Posted by Haunting-Fig-6383@reddit | LocalLLaMA | View on Reddit | 9 comments
So i currently have an rtx 4070 super, and it can easily run models like gemma3 12b and even gpt-oss 20b (although it takes up to a minute to generate a response). I want to get a second gpu so i can run larger models around 20b-30b params. What gpu do you guys recommend?
volleyneo@reddit
I have that + 5060 ti 16gb (second hand market here is garbage) . I can run 98k context qwen3.5 27b Q5 UD XL, with Q8 kv cache. Or qwen3.6 35b moe , 132k context.
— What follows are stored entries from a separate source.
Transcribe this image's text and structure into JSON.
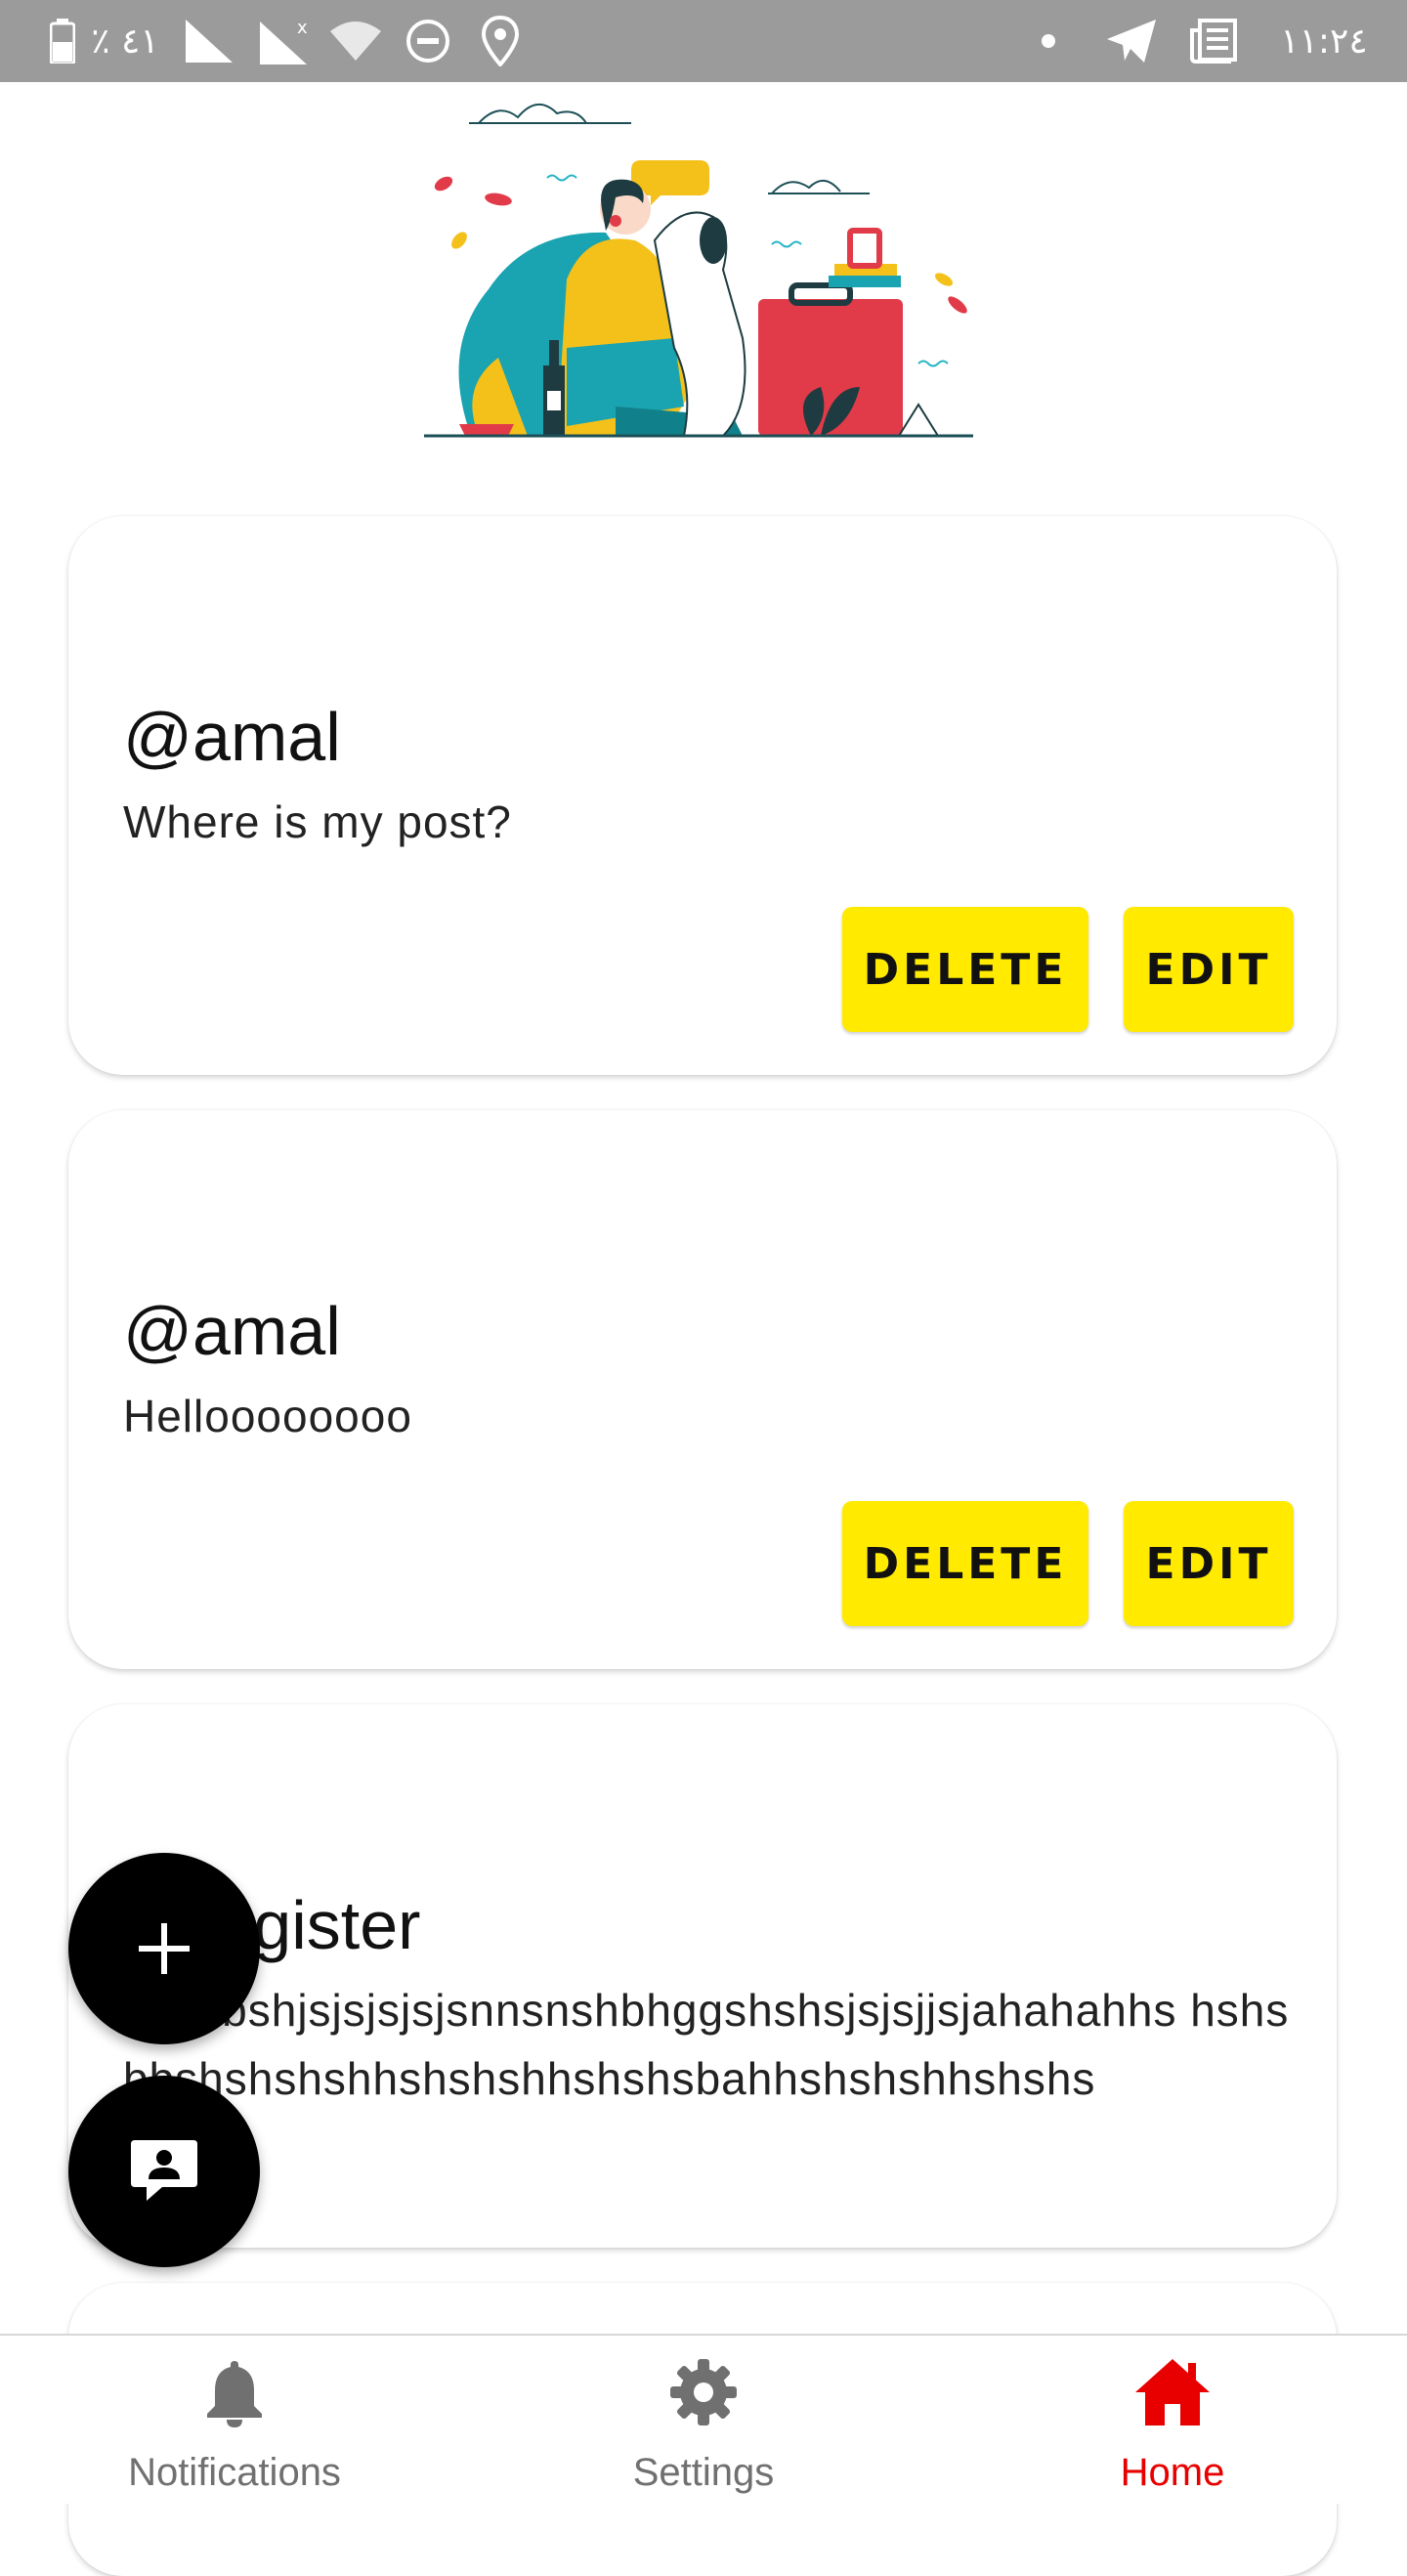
{
  "status_bar": {
    "battery_percent": "٪ ٤١",
    "time": "١١:٢٤",
    "background": "#9b9b9b"
  },
  "posts": [
    {
      "author": "@amal",
      "text": "Where is my post?",
      "delete_label": "DELETE",
      "edit_label": "EDIT"
    },
    {
      "author": "@amal",
      "text": "Helloooooooo",
      "delete_label": "DELETE",
      "edit_label": "EDIT"
    },
    {
      "author": "@register",
      "text": "hshsbshjsjsjsjsjsnnsnshbhggshshsjsjsjjsjahahahhs hshsbbshshshshhshshshhshshsbahhshshshhshshs"
    }
  ],
  "fabs": [
    {
      "icon": "plus-icon"
    },
    {
      "icon": "chat-person-icon"
    }
  ],
  "nav": {
    "items": [
      {
        "label": "Notifications",
        "icon": "bell-icon"
      },
      {
        "label": "Settings",
        "icon": "gear-icon"
      },
      {
        "label": "Home",
        "icon": "home-icon",
        "active": true
      }
    ]
  },
  "colors": {
    "accent_button": "#ffea00",
    "active_nav": "#e80000",
    "fab": "#000000"
  }
}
But the split is very important - 10,16. Also batches you need to set them fixed i run, -b 2048 -ub 512. You need llama.cpp and manual tuning for dual gpus, especially the ones with vram difference .
TheFunSlayingKing@reddit
I'm thinking of getting a similar gpu because i have a similar issue regarding second hand market so i'm very iffy about getting a 3090
Planning on running 27b Qwen 3.6 with 132k+ context at Q4 Quants Or at most a 32b dense model, 120b MOE is my other "max" but i don't have problems with large MoE's because they're just better optimized
How is the performance for you? tgs wise
Also 4070
volleyneo@reddit
for 3.6 27b, 18 - 18.6t/s . 35b moe, ends up at 68 tokens /s
TheFunSlayingKing@reddit
That's very decently fast, not bad at all, not lightspeed like 35b3a but very good, what are your settings for this?
volleyneo@reddit
Unfortunately the 5060ti sits on a pcie2 x4 chipset, can't find a better board right now, so it should get better . I run these alias ai-qwen-godmode='cd \~/llama-mainline && CUDA_DEVICE_ORDER=PCI_BUS_ID CUDA_VISIBLE_DEVICES=1,0 ./build/bin/llama-server \
-m \~/ai-models/Qwen3.6-27B-UD-Q5_K_XL.gguf \
--alias Qwen-3.6-27B-Coder-Pro\
-ngl 99 -c 114688 -np 1 -b 4096 -ub 512 \
--flash-attn on --cache-type-k q8_0 --cache-type-v q8_0 \
--tensor-split 10,16 --context-shift --keep -1 \
--jinja --reasoning on \
--spec-type ngram-mod --spec-ngram-size-n 48 --draft-min 16 --draft-max 64 \
--temp 0.6 --top-k 20 --top-p 0.95 --min-p 0.0 \
--repeat-penalty 1.0 --presence-penalty 0.0 \
--port 8081 --api-key sk-500'
alias ai-qwen-pro='cd \~/llama-mainline && CUDA_DEVICE_ORDER=PCI_BUS_ID CUDA_VISIBLE_DEVICES=1,0 ./build/bin/llama-server \
-m \~/ai-models/Qwen3.6-35B-A3B-UD-Q4_K_XL.gguf \
--alias Qwen-3.6-MoE-Coder-Pro \
-ngl 99 -c 131072 -np 1 -b 4096 -ub 512 \
--flash-attn on --cache-type-k q8_0 --cache-type-v q8_0 \
--tensor-split 10,16 --context-shift --keep -1 \
--jinja --reasoning on \
--spec-type ngram-mod --spec-ngram-size-n 48 --draft-min 16 --draft-max 64 \
--temp 0.8 --top-k 20 --top-p 0.95 --min-p 0.1 \
--repeat-penalty 1.05 --presence-penalty 0.0 --repeat-last-n 256 \
--port 8081 --api-key sk-500'
volleyneo@reddit
Ashmadia@reddit
I run a 3080 and a 5080. Sure, there’s better, but it’s been pretty solid
jacek2023@reddit
probably 5070
__novalis@reddit
I also have the 4070 Super and I chose to add a 5090. So far that seems to have been the right choice.